January 29, 2023
Matthew 5: 1-12
Today the Church, our mother, celebrates the Fourth Sunday in Ordinary Time. The Gospel of the day is the Sermon on the Mount. In this passage, Jesus uses the term “blessed” nine times to show how important it is to listen to the Word of God and live it. God wills that every person be saved. And in order to save fallen humanity, Jesus invites everyone to live the Beatitudes, the means of achieving eternal life. This is accomplished not only in important things but even more, in small deeds performed with love.
It is true that all the saints have heard Jesus’ teaching, the sermon on the mount, at some time. To be happy as a consecrated or lay person, one must live one’s faith in God. The beatitudes bring us closer to God and invite us to stand up and live virtuous lives.
Today’s Gospel speaks to us of the reality of the saving mystery. This same text is read on the Feast of All Saints. This shows us that all the saints since the Virgin Mary who have already passed on to eternal life, form a community. They are united and intercede for us. This profound unity should help us feel close to all the saints who, during their earthly lives, believed and hoped. This also shows that they loved God the Father – and others – by imitating the love of Christ. The Beatitudes form the beginning of the first great sermon of Jesus on the mount, as recounted by the Evangelist Matthew. In this Gospel, Christ shows the way which leads to endless happiness. The beatitudes are at the center of the preaching of Jesus; they bring to perfection God’s promises since the time of Abraham, our father in faith. They reveal the face of Jesus, characterize the authenticity of the Christian life and demonstrate the ultimate end of one’s actions.
Aren’t all people called to live the Beatitudes? Certainly, all are called to be artisans of peace and to accomplish divine justice. The justice of God is merciful and this is what we should show toward others.
Let us consider the words of Pope Francis. Gentleness, humility, mercy, justice should be practiced towards everyone. To become holy does not mean to accomplish great things. But the most important thing in our life or in the world is to show love towards others.
Saint John in Jn 15:17 invites us to live love, to love others as God loves us. In verse 12, Jesus says, “Rejoice in joy for your reward will be great in heaven.” These words are a great challenge to inherit the Kingdom of God and contemplate his glory.
Let us ask God for the grace to love one another, to live the Gospel and the Beatitudes fully, and finally, to become virtuous so as to better serve our brothers and sisters. Amen.
When Jesus saw the crowds, he went up the mountain, and after he had sat down, his disciples came to him. He began to teach them, saying:
“Blessed are the poor in spirit,for theirs is the kingdom of heaven.

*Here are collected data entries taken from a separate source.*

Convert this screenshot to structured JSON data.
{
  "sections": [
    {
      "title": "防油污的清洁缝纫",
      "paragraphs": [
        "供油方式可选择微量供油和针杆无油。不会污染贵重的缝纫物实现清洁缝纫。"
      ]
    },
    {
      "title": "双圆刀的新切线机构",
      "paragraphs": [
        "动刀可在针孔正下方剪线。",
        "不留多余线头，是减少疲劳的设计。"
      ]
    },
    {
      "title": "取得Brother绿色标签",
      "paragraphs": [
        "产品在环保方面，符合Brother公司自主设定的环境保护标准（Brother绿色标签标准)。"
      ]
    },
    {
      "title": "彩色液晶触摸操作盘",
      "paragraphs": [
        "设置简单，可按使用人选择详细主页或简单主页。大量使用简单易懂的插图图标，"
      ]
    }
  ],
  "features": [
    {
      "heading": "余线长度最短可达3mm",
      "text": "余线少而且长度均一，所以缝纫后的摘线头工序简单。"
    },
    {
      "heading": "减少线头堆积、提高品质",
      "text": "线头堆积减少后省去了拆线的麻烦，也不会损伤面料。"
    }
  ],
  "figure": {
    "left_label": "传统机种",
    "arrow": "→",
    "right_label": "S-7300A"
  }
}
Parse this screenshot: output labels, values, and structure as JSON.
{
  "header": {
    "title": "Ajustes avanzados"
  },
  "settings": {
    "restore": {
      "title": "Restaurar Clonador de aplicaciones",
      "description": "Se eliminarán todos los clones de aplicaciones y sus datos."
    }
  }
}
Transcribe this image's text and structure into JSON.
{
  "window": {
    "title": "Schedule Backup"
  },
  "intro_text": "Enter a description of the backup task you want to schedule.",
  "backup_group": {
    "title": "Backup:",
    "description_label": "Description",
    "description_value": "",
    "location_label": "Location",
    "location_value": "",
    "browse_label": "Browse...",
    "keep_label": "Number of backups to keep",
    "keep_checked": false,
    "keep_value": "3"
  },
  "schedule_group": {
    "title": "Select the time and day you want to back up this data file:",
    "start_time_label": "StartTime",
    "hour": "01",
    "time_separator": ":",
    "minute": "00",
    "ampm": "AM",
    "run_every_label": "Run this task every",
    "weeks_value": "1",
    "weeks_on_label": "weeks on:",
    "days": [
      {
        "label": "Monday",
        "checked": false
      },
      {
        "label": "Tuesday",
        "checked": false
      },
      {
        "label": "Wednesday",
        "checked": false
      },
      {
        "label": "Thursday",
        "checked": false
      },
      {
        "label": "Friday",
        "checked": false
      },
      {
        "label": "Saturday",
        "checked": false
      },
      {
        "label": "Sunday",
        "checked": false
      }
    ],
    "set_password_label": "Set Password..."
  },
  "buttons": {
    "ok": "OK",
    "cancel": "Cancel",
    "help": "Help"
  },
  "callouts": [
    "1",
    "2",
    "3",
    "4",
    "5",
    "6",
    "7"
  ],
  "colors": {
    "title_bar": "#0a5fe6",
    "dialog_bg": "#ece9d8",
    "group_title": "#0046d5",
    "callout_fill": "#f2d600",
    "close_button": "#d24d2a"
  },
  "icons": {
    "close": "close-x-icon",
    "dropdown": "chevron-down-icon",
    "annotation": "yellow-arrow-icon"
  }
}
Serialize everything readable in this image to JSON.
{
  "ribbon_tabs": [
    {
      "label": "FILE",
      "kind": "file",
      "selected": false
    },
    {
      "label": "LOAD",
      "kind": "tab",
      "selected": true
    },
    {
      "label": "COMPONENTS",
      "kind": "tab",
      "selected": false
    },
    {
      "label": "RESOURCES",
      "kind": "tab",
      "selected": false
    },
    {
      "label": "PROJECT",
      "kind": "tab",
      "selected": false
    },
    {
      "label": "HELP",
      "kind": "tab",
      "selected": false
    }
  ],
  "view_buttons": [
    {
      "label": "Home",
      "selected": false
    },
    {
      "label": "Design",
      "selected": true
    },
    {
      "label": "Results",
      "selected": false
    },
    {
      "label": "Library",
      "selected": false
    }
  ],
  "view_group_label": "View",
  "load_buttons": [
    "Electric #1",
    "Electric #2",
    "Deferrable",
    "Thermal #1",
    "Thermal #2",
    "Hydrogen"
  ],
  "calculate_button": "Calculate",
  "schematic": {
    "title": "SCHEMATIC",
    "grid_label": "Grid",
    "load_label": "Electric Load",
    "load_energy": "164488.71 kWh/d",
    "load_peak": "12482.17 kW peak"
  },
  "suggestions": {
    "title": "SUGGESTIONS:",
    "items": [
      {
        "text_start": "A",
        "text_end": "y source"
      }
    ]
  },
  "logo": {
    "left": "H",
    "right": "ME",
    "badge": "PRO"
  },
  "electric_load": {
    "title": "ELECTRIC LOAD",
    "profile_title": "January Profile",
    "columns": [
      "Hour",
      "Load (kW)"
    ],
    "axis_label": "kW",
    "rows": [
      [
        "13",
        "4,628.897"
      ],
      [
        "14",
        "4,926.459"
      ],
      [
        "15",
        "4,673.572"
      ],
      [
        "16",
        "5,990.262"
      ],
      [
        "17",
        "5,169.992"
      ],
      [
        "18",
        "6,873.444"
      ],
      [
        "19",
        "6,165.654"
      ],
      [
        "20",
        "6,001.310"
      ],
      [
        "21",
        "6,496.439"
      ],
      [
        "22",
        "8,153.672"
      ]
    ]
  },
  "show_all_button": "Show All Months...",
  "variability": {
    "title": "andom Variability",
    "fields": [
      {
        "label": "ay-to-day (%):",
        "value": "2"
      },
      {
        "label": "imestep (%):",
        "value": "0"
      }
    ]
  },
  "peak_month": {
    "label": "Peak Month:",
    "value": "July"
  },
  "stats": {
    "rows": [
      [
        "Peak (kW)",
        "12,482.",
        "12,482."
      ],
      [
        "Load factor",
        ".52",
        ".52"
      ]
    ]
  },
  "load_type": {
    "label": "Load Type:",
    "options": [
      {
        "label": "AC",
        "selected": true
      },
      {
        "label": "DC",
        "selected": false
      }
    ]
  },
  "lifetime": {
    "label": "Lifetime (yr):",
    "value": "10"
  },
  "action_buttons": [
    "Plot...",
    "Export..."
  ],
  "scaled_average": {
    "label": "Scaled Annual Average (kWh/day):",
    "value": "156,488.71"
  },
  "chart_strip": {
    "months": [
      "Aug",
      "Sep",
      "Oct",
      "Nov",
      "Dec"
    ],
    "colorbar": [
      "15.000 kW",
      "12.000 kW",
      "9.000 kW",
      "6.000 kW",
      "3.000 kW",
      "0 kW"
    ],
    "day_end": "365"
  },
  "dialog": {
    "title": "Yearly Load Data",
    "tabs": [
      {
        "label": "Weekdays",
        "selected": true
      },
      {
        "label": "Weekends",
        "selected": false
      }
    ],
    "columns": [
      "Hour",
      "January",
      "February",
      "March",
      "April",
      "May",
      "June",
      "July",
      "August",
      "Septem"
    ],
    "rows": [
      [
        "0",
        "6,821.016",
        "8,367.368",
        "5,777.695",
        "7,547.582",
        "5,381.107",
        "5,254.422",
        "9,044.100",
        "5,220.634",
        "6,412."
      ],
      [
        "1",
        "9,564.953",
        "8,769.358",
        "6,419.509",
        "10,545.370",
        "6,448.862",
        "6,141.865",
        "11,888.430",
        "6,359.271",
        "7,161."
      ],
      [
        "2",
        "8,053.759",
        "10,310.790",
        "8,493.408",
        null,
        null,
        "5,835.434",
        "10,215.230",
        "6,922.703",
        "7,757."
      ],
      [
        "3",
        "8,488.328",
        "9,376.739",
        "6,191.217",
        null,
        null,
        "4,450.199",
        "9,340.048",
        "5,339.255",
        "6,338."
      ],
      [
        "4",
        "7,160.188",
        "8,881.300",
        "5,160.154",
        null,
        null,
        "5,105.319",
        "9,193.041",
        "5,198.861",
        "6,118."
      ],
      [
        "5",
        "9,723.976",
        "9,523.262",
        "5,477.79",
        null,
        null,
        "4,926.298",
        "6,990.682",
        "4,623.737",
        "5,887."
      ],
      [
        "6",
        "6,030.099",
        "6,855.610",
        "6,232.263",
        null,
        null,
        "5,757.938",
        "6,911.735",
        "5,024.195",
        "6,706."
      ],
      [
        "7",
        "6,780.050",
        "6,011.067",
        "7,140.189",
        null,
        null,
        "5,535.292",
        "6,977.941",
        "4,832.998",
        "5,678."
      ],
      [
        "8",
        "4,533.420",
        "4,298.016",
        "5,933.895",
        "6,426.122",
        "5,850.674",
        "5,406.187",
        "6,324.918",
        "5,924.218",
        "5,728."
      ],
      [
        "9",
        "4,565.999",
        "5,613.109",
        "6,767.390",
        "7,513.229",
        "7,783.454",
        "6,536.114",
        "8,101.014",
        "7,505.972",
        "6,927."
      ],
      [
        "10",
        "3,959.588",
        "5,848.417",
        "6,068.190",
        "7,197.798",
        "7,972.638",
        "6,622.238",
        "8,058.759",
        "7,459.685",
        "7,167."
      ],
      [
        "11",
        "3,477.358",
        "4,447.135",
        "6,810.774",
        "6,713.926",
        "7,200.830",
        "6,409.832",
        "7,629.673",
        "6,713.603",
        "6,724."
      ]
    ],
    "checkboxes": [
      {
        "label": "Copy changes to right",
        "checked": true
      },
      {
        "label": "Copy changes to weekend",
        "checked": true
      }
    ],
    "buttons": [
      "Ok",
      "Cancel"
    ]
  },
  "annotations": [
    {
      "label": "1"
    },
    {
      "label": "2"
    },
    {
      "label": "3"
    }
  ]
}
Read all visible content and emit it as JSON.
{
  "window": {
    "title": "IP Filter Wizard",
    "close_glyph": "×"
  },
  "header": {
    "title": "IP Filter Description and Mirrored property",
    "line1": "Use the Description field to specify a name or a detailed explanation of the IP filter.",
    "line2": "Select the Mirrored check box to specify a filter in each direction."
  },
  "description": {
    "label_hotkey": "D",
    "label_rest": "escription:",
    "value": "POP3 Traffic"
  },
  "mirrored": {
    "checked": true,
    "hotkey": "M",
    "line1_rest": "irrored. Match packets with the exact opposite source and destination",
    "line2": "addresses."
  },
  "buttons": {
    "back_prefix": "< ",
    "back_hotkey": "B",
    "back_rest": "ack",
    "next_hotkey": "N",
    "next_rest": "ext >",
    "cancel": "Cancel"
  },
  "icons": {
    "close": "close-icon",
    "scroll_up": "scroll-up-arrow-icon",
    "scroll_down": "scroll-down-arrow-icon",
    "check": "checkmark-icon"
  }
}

Blessed are they who mourn,for they will be comforted.
Blessed are the meek,for they will inherit the land.
Blessed are they who hunger and thirst for righteousness, for they will be satisfied.
Blessed are the merciful, for they will be shown mercy.
Blessed are the clean of heart, for they will see God.
Blessed are the peacemakers, for they will be called children of God.
Blessed are they who are persecuted for the sake of righteousness, for theirs is the kingdom of heaven.
Blessed are you when they insult you and persecute you and utter every kind of evil against you falsely because of me. Rejoice and be glad,
for your reward will be great in heaven.”